Marx ve Marksizm açısından kapitalizm gibi sömürücü dünya sistemi var olduğu sürece bu kategoriler var olur. Çünkü sermaye iki türlü çıkar elde ediyor bu yabancılaştırma yöntemiyle. Hem göçmen işçi sayesinde büyük sermayeye ucuz işgücü sağlıyor. Zira göçmen, gittiği ülkedeki işçi sınıfını büyüterek yedek iş gücü ordusuna dönüşüyor. Hem de, sermaye ülkesinden çıkarttığı muhalifler sayesinde nefes alıyor. Marx “İrlanda Sorunu” üzerine yazdığı metinde İrlandalıların İngiltere’ye yaptıkları göçün etkilerini incelerken yerli işçilerin ücretlerindeki düşüşe dikkat çekmektedir. Bu düşüş, yerli işçilerin ve halkın göçmen işçilere karşı tepkisine neden olurken bazen de ırkçı saldırılara temel teşkil etmektedir.

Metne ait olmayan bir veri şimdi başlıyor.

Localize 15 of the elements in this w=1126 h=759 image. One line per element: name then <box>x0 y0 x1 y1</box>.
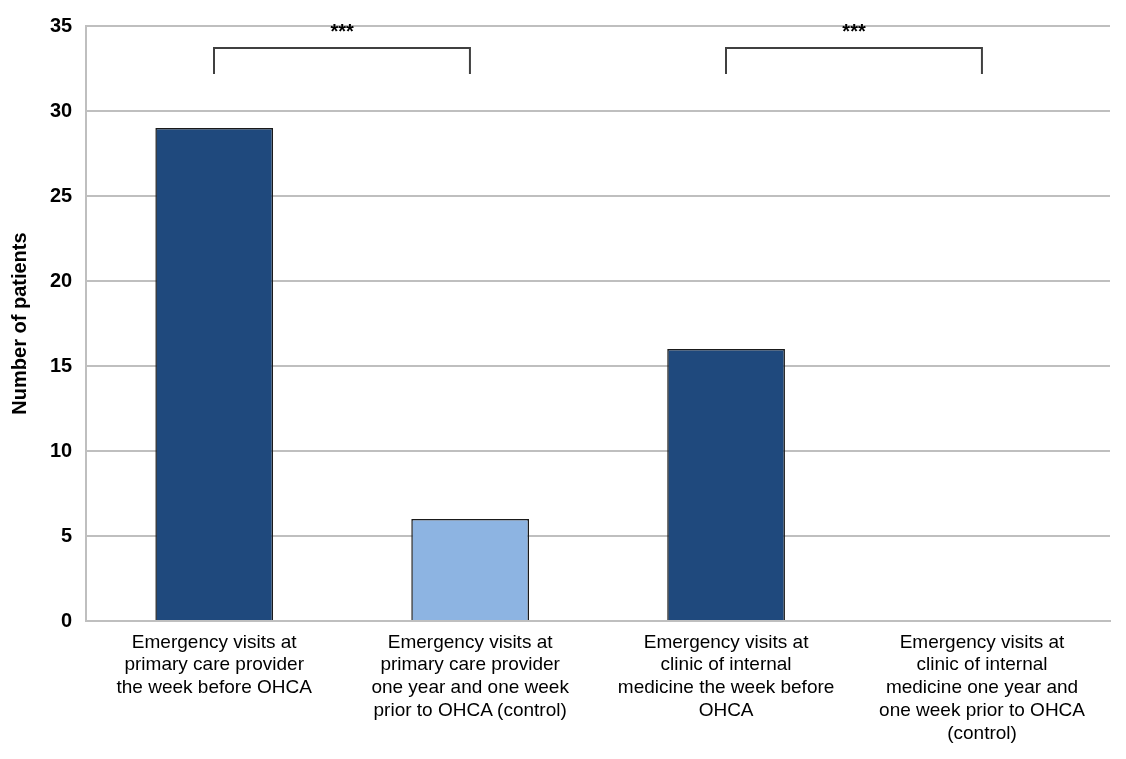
y-tick-label: 10 <box>50 438 73 461</box>
y-tick-label: 25 <box>50 183 73 206</box>
y-tick-label: 5 <box>61 523 73 546</box>
y-axis-title: Number of patients <box>7 232 30 415</box>
x-tick-label: Emergency visits at clinic of internal medicine one year and one week prior to OHCA (control) <box>879 630 1086 743</box>
x-tick-label: Emergency visits at primary care provider the week before OHCA <box>116 630 313 698</box>
x-tick-label: Emergency visits at primary care provider one year and one week prior to OHCA (control) <box>371 630 570 721</box>
y-tick-label: 30 <box>50 98 73 121</box>
y-tick-label: 35 <box>50 13 73 36</box>
annotation: *** <box>330 20 354 43</box>
y-tick-label: 20 <box>50 268 73 291</box>
y-tick-label: 0 <box>61 608 73 631</box>
y-tick-label: 15 <box>50 353 73 376</box>
annotation: *** <box>842 20 866 43</box>
x-tick-label: Emergency visits at clinic of internal medicine the week before OHCA <box>617 630 835 721</box>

Milliyetçi ve Irkçı Uygulamalar
Sanat ve Edebiyatı Devrimcileştirir!
Göçmen, sürgün ve mülteciliğin ikinci sonucu ise sanat ve edebiyat açısından daha önemlidir. Yabancı ülkede yapılan sanat ve edebiyat yukarıdaki örneklerde olduğu gibi içerik olarak göçmenlik ya da yabancılık temaları üzerinden kuruluyor. Yeni içerikte bir sanat ve edebiyat doğuyor diyebiliriz. Yabancılık duygusu ve buna bağlı olarak “yabancı” konumundaki (göçmen, sürgün, mülteci vb) kişi ve gruplara karşı izlenen “pis yabancı”, milliyetçi ve ırkçı yaklaşımlar bir bakıma sürgünde yapılan estetik çalışmaların yeni, yaratıcı ve radikal olmasının da temel nedeni olmuş oluyor. Mesela halk ozanı Emekçi’nin göçmen ve ilticacı sorunlarını konu alan birçok müzik eserinden birine atıf yeterli olabilir. Dört dörtlük ana usül üzerinden bestelenmiş olan ve arka planda koronun eşlik ettiği “İlticacı kardeşim” adlı eserin girişinde şu sözler yer alıyor:
Geldi Alamanya’ya
İlticacı kardeşim
Mahçup bakar dünyaya
Çalışır angaryaya
Ne dil bilir ne de yol
İlticacı kardeşim
İlticacılık meselesi daha modern bir konu olmakla birlikte sürgün ve göç fenomeni belirttiğimiz gibi kadim bir fenomendir. Bu yüzden de sınıf dinamiğinden ve sınıf mücadelesinden ayrı olarak ele alınamayacağını söylüyoruz. Milliyetçiliğin ve ırkçılığın kaynağı da burada yatmaktadır. “Üstün milletler”, “üstün ırklar”, “tarihsiz halklar” gibi kavramların temelinde de aynı olgu durumu bulunmaktadır. Bu parçalanma, esasen emekçi sınıfların birliğini bölmek için teorileştirilir ve keskinleştirilerek yürürlüğe konulur. Yürürlüğe konulduğunda 30 Temmuz 2021’de Konya’da olduğu üzere Kürt katliamları gerçekleşir. Böylesi süreçlerde renk, cins, bölge, ülke, din ve etnisite farklılığı doğal olmaktan çıkar ve toplumsal grupların bir kısmını aşağılamaya, kine ve nefrete dönüşür. Bu kin ve nefret ülkemizde de sık sık gördüğümüz üzere katliamlar biçiminde somutluk kaznır. Konunun tarihsel derinliği var demek ki, kısaca değinmek yararlı olabilir.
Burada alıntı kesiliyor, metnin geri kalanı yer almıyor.